A bit about relational databases
One of the most powerful features of relational databases is the ability to connect sets of data through common points. In order to do this efficiently, a database should follow the rules of normalization. To sum those rules up, a database should have:
- No repeating elements or groups of elements
- No partial dependencies on a concatenated key
- No dependencies on non-key attributes
With these rules in mind, an example table for the comments could look like this:
----------------------------------------------------------------------
| comments |
|--------------------------------------------------------------------|
| comment_id (key, auto-increment) | comment | post_id | user_id |
|----------------------------------|-----------|---------|-----------|
| 1 | <text...> | 1 | 123452 |
----------------------------------------------------------------------
Here, the comment_id
is the 'key,' or unique identifier, of the table. It's also been set to 'auto increment,' which means that it will automatically increase its value as 'records,' or rows, are added to the table. As shown, the table containing information related to comments only knows what it needs to know. How, then, do you relate user-specific information to a comment? This is where the 'relational' part of 'relational database' comes into play:
--------------------------------------------|
| users |
|-------------------------------------------|--------------------------------|
| user_id (key, auto-increment) | avatar | additional fields not shown... |
|-------------------------------|-----------|--------------------------------|
| 123452 | <img_url> |
---------------------------------------------
Note that the user_id
column contains the same data for both the comments
table and the users
table. This way, you can 'join' data from the two tables. For example, to get all of the comments made by a user, you could run the MySQL query:
SELECT comment_id, comment, post_id FROM comments NATURAL JOIN users WHERE user_id=123452;
This method also answers the question
how should the user should keep track of all of their posts, comments, and favorites?
The user
table should not keep track of such information in itself, but rather the respective tables should contain references to a globally unique user ID.
Almost there
So basically, you were on the right track. The only real change from the model you specified was to move the user's avatar information to the table concerning users, instead of in the table concerning comments.

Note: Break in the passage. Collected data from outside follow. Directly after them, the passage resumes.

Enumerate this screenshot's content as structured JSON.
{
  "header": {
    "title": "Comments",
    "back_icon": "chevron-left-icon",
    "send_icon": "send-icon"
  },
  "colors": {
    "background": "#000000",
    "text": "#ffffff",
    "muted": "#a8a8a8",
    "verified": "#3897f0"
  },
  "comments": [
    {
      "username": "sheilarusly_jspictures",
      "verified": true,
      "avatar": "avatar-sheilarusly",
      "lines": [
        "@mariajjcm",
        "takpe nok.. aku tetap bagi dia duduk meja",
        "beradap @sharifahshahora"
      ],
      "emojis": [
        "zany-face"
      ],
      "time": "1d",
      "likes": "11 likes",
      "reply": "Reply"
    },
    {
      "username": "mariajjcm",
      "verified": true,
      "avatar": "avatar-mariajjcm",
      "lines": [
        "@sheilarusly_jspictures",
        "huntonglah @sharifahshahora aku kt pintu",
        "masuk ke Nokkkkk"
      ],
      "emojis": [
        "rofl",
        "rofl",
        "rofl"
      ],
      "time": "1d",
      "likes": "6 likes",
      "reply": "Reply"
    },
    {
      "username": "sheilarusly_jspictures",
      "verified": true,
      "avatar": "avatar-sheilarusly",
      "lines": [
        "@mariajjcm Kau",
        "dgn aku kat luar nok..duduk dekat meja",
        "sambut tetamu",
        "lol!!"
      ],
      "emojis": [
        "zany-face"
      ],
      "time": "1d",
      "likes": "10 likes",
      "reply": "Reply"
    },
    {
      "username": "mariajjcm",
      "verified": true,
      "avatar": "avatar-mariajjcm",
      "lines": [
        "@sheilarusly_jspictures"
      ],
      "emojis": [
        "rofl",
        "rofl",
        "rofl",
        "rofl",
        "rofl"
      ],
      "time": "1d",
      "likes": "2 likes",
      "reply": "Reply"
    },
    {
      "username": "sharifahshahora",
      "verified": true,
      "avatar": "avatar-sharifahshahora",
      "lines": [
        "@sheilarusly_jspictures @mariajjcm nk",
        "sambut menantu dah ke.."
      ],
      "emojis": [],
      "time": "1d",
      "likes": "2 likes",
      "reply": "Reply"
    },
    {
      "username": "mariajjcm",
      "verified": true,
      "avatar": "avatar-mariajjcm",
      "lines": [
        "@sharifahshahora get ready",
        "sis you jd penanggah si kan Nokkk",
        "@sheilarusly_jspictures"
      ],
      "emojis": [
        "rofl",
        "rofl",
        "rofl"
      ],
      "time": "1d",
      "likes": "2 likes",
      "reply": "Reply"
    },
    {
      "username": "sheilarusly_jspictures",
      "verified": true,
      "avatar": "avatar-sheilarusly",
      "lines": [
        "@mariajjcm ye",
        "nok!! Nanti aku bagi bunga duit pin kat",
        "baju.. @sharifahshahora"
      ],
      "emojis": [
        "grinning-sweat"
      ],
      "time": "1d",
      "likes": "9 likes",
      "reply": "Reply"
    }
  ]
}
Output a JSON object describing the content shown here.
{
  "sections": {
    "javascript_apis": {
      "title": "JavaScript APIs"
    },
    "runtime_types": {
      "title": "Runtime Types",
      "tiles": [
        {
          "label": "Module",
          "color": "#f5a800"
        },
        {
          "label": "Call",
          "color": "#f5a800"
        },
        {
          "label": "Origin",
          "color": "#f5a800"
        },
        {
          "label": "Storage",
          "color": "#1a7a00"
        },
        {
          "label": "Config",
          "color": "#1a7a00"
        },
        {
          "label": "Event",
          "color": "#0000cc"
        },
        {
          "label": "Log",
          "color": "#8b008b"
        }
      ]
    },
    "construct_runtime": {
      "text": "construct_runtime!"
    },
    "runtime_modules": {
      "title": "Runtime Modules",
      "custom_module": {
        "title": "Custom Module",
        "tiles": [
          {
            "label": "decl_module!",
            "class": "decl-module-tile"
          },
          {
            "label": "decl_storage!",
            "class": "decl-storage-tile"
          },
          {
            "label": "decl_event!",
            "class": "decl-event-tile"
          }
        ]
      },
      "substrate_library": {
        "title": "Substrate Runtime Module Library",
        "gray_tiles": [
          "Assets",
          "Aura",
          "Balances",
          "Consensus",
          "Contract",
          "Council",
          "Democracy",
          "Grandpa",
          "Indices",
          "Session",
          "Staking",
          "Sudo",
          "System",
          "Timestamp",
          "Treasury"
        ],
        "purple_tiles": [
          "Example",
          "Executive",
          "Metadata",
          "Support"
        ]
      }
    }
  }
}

As you seem to be leaning away from using a raw SQL database, you could consider the tables to be classes, and use the rules of normalization as a design guideline.
Finally, the Pointers vs. Arrays thing: both of those are very specific to the Parse backend (and admittedly, neither are explained very well). The best comparison I can come up with is that Pointers would be like Lists (as in Java or C#), and Arrays would be like, well, Arrays. The difference between the two is that Arrays can only store a predetermined amount of data, while Lists (or Pointers, in Parse's case) can store an unspecified amount. In theory, the amount would be infinite, but in practice the amount is determined by the amount of space available in the heap. For more information about the difference between Lists and Arrays, see this question. If you are planning to use Parse, I would recommend using Pointers in conjunction with Join Tables (which are essentially wrappers around the SQL method I described above), as those are the options offering the most flexibility.
Best Answer
My first instinct would be to reuse an existing user authorization mechanism, rather than writing one. Then I would skip the rest until I had firm requirements. Premature generalization is just as bad as premature optimization.